The prediction model utilizing only clinical variables provided an Area Under the receiver operating characteristic Curve (AUC) of 0.85 and an accuracy of 75.0%. Adding radiomics features increased the AUC to 0.86 and accuracy to 79.33%, while adding DL features resulted in an AUC of 0.82 and accuracy of 78.0%. The best performance came from combining clinical, radiomics, and DL features, achieving an AUC of 0.88 and accuracy of 81.66%. This model's prediction improvement was statistically significant compared to models trained with clinical features alone or with the combination of clinical and DL features. However, the improvement was not statistically significant when compared to the model trained with clinical and radiomics features.
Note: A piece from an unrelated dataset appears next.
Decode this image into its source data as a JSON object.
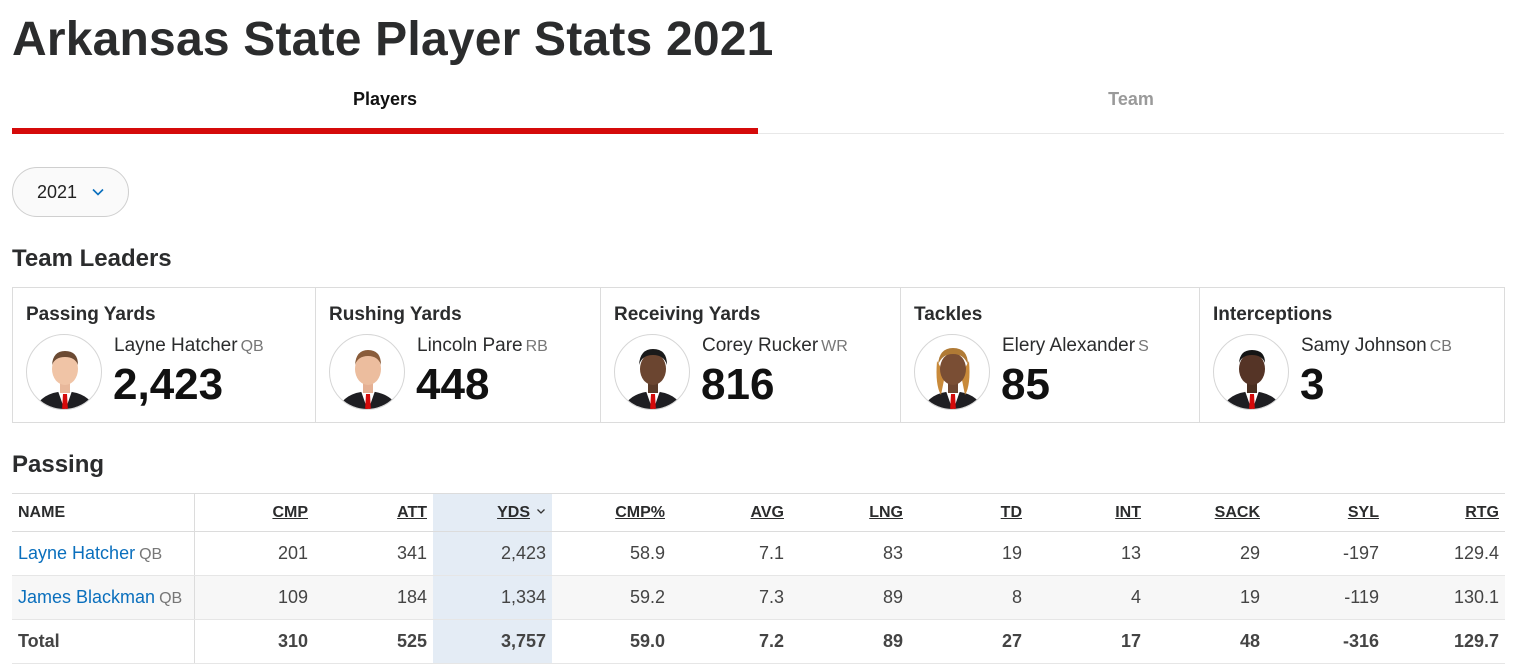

Integrating radiomics and DL features with clinical characteristics improves prediction of local control after stereotactic radiotherapy for brain metastases. Models incorporating radiomics features consistently outperformed those utilizing clinical features alone or clinical and DL features. The increased prediction accuracy of our integrated model demonstrates the potential for early outcome prediction, enabling timely treatment modifications to improve patient management.
及时识别脑转移瘤立体定向放射治疗后的局部失败情况有助于调整治疗方案,可能改善治疗结果。虽然先前的研究表明,在临床特征基础上增加放射组学或深度学习(DL)特征可提高局部控制(LC)预测的准确性,但它们联合预测LC的潜力尚未得到探索。我们研究了一个结合放射组学、DL和临床特征的模型是否比仅使用这些特征子集的模型具有更高的准确性。
我们收集了伊丽莎白 - 特维斯泰登医院伽玛刀中心129例患者的治疗前脑部磁共振成像(TR/TE:25/1.86 ms,视野:210×210×150,翻转角:30°,横断面切片方向,体素大小:0.82×0.82×1.5 mm)和临床数据。使用Python放射组学特征提取器提取放射组学特征,并使用3D ResNet模型获得DL特征。采用随机森林机器学习算法训练四个模型,分别使用:(1)仅临床特征;(2)临床和放射组学特征;(3)临床和DL特征;(4)临床、放射组学和DL特征。使用K折交叉验证得出平均准确率和其他指标。
仅使用临床变量的预测模型的受试者工作特征曲线下面积(AUC)为0.85,准确率为75.0%。添加放射组学特征后,AUC提高到0.86,准确率提高到79.33%,而添加DL特征后,AUC为0.82,准确率为78.0%。最佳性能来自临床、放射组学和DL特征的组合,AUC为0.88,准确率为81.66%。与仅使用临床特征或临床与DL特征组合训练的模型相比,该模型的预测改善具有统计学意义。然而,与使用临床和放射组学特征训练的模型相比,这种改善没有统计学意义。
将放射组学和DL特征与临床特征相结合可改善脑转移瘤立体定向放射治疗后局部控制的预测。包含放射组学特征的模型始终优于仅使用临床特征或临床与DL特征的模型。我们的综合模型提高的预测准确率证明了早期结果预测的潜力,能够及时调整治疗方案以改善患者管理。